End of the Line

Mullet Tales

An appreciation of an under-appreciated fish

Illustration: Barry Blitt

Frankly, I have never attended a mullet festival myself, and cannot know what passions such an event engenders. Still I find it troubling that someone at the 2014 Boggy Bayou MulletFest in Niceville, Florida, threw a full beer can that hit a featured attraction, the country singer Dustin Lynch, in the face. On YouTube you can watch Lynch, undaunted, peering into the crowd and saying, “I want to come to your workplace and throw [stuff] at you, man.”

You can see where that could lead. “Mommy, Mommy, why is the man in the big hat throwing [stuff] at the Jiffy Lube man? Can I throw [stuff] at the Jiffy Lube man?”

And here’s what people will be thinking: That’s about the kind of trend you’d expect from a celebration of the mullet. The “lowly” mullet, as it is so often called, the “humble,” the “much maligned” mullet. Time for reassessment, folks.

Traditionally, of course, what people throw during a mullet festival is mullet, and not at anyone, but for distance, and charity, and an occasion to drink beer. Famously, the Flora-Bama Lounge & Oyster Bar, on the Florida-Alabama line, draws some 35,000 people annually to its Interstate Mullet Toss. The all-time record, 179 feet, could be seen as a tribute to mullet aerodynamics.

But no, the preferred way to toss a mullet is to wad it up and throw it like a softball. Does anybody toss trout? No. Or tilapia, even? In recent years tilapia has become the fourth most popular fish in America, even though it is no less of a bottom feeder than mullet—and indeed many tilapia imported from China have been fattened up on chicken doody. Yet when I mention to people that I am writing about mullet, so many respond by saying, “Does anybody ever eat one?”

You damn right. A specialty of the very nice Spring Creek Restaurant in Crawfordville, Florida, is a very nice dinner of fried mullet, caught in local waters from the establishment’s own boat. In St. Petersburg, Florida, Ted Peters Famous Smoked Fish has been largely mullet-based since 1951.

And yet here is one of the first things I learned from elder relatives, fishing for croakers and whiting in North Florida. One of us accidentally caught a mullet (it can happen, although mullet, essentially vegetarian, aren’t big biters). Can’t eat that, I was told. Good only for bait.

It’s not a pretty fish. Its face is too small. Where you can almost imagine a redfish breaking into a smile (not in a boat, though), a mullet’s face amounts to big bug eyes and little squinched-up sucky lips. A mullet’s body is sleek but also swarthy. Generally its colors (mullet comes from the same Indo-European root as melanin, dark pigment) resemble those of the old, piratical Oakland Raiders.

And we must not fail to mention the mullet hairstyle, short in front, long down the back—inspired, conceivably, by the little-face-long-body look of the fish.
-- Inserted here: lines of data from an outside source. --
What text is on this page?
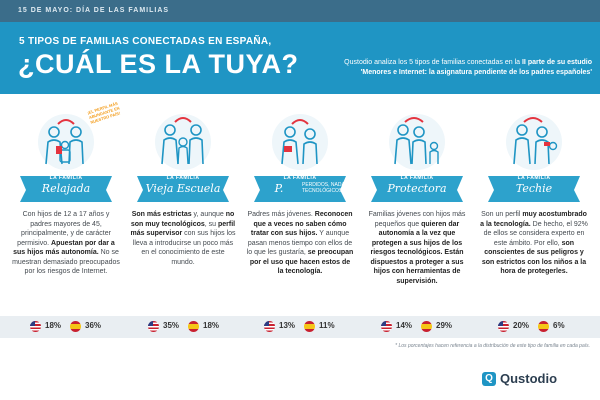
15 DE MAYO: DÍA DE LAS FAMILIAS
5 TIPOS DE FAMILIAS CONECTADAS EN ESPAÑA,
¿CUÁL ES LA TUYA?	Qustodio analiza los 5 tipos de familias conectadas en la II parte de su estudio
'Menores e Internet: la asignatura pendiente de los padres españoles'
¡EL PERFIL MÁS ABUNDANTE EN NUESTRO PAÍS!
LA FAMILIA
Relajada
Con hijos de 12 a 17 años y padres mayores de 45, principalmente, y de carácter permisivo. Apuestan por dar a sus hijos más autonomía. No se muestran demasiado preocupados por los riesgos de Internet.
LA FAMILIA
Vieja Escuela
Son más estrictas y, aunque no son muy tecnológicos, su perfil más supervisor con sus hijos los lleva a introducirse un poco más en el conocimiento de este mundo.
LA FAMILIA
P.	PERDIDOS, NADA TECNOLÓGICOS
Padres más jóvenes. Reconocen que a veces no saben cómo tratar con sus hijos. Y aunque pasan menos tiempo con ellos de lo que les gustaría, se preocupan por el uso que hacen estos de la tecnología.
LA FAMILIA
Protectora
Familias jóvenes con hijos más pequeños que quieren dar autonomía a la vez que protegen a sus hijos de los riesgos tecnológicos. Están dispuestos a proteger a sus hijos con herramientas de supervisión.
LA FAMILIA
Techie
Son un perfil muy acostumbrado a la tecnología. De hecho, el 92% de ellos se considera experto en este ámbito. Por ello, son conscientes de sus peligros y son estrictos con los niños a la hora de protegerles.
18%	36%	35%	18%	13%	11%	14%	29%	20%	6%
* Los porcentajes hacen referencia a la distribución de este tipo de familia en cada país.
Q Qustodio
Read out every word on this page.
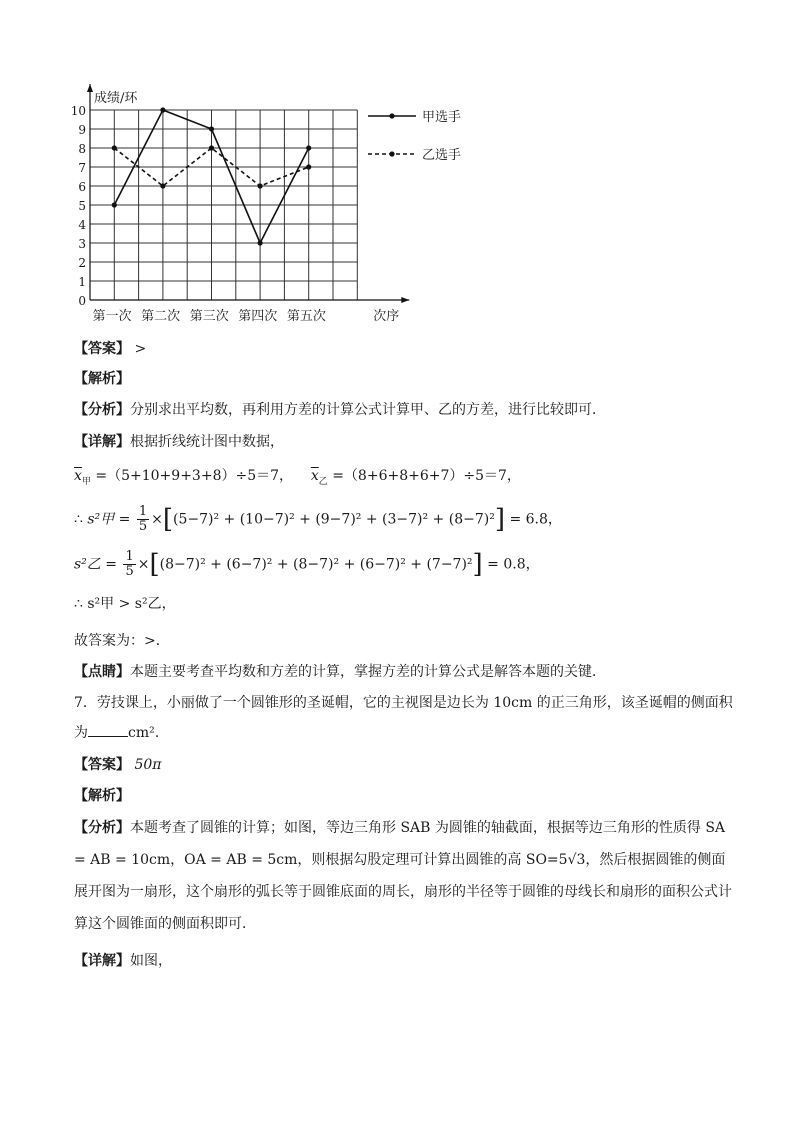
成绩/环
次序
0
1
2
3
4
5
6
7
8
9
10
第一次 第二次 第三次 第四次 第五次
甲选手
乙选手
【答案】 >
【解析】
【分析】分别求出平均数，再利用方差的计算公式计算甲、乙的方差，进行比较即可．
【详解】根据折线统计图中数据，
$\overline{x}_甲 =(5+10+9+3+8)\div 5=7$， $\overline{x}_乙 =(8+6+8+6+7)\div 5=7$，
∴ s²甲 = $\frac{1}{5} \times[(5-7)^2 + (10-7)^2 + (9-7)^2 + (3-7)^2 + (8-7)^2] = 6.8$，
s²乙 = $\frac{1}{5} \times[(8-7)^2 + (6-7)^2 + (8-7)^2 + (6-7)^2 + (7-7)^2] = 0.8$，
∴ s²甲 > s²乙，
故答案为：>．
【点睛】本题主要考查平均数和方差的计算，掌握方差的计算公式是解答本题的关键．
7．劳技课上，小丽做了一个圆锥形的圣诞帽，它的主视图是边长为 10cm 的正三角形，该圣诞帽的侧面积
为	cm².
【答案】 50π
【解析】
【分析】本题考查了圆锥的计算；如图，等边三角形 SAB 为圆锥的轴截面，根据等边三角形的性质得 SA = AB = 10cm，OA = AB = 5cm，则根据勾股定理可计算出圆锥的高 SO=5√3，然后根据圆锥的侧面展开图为一扇形，这个扇形的弧长等于圆锥底面的周长，扇形的半径等于圆锥的母线长和扇形的面积公式计算这个圆锥面的侧面积即可．
【详解】如图，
The New York Times recently reported that the mullet coif had become fashionable, but come on: These are highly modified versions. The fish’s image is never going to be improved by that of the ’do. At one point the state of Florida, which officially changed the name of the dolphinfish to mahimahi so potential eaters wouldn’t associate it with Flipper, tried to change mullet’s name to the Spanish, lisa. Didn’t catch on. A mullet doesn’t look like a Lisa.

It doesn’t need to. It is high in heart-healthy omega-3 fatty acids. Because it doesn’t eat other fish, it is low in mercury content (and lots of game fish eat it, so it’s good for them). It reproduces rapidly, so it’s sustainable. A fish (a Mediterranean staple for thousands of years) for the twenty-first century!

And it inspired Man and Mullet: An Elegy for a Lost Way of Life, by Alan Ryle Frederiksen. Michael Swindle in his own good book Mulletheads calls Frederiksen “the Melville of mullet.” This vertiginous portrait of old-school gillnetters grappling with a school of running mullet—a great knot referred to collectively as he—indeed evokes Moby-Dick. To appreciate it is to dive in and get lost, but here is the knot:

“Fish on the move; surface appeared to come alive with escaping mullet…fused into a mass…like acrobats leapfrogging one another but with this difference: now hundreds in the air formed a solid wall of lunging bodies. The conglomerate melded…”

And here, inside one mullet: “…deftly one removes the black membrane covering the fatty belly, then greases hands and fingers in the oozy substance reborn of the leafy detritus—black mangrove (gopherwood)—ancient tree planking Noah’s Ark…”

Try to find a copy. I also recommend Googling “mullet gizzard.”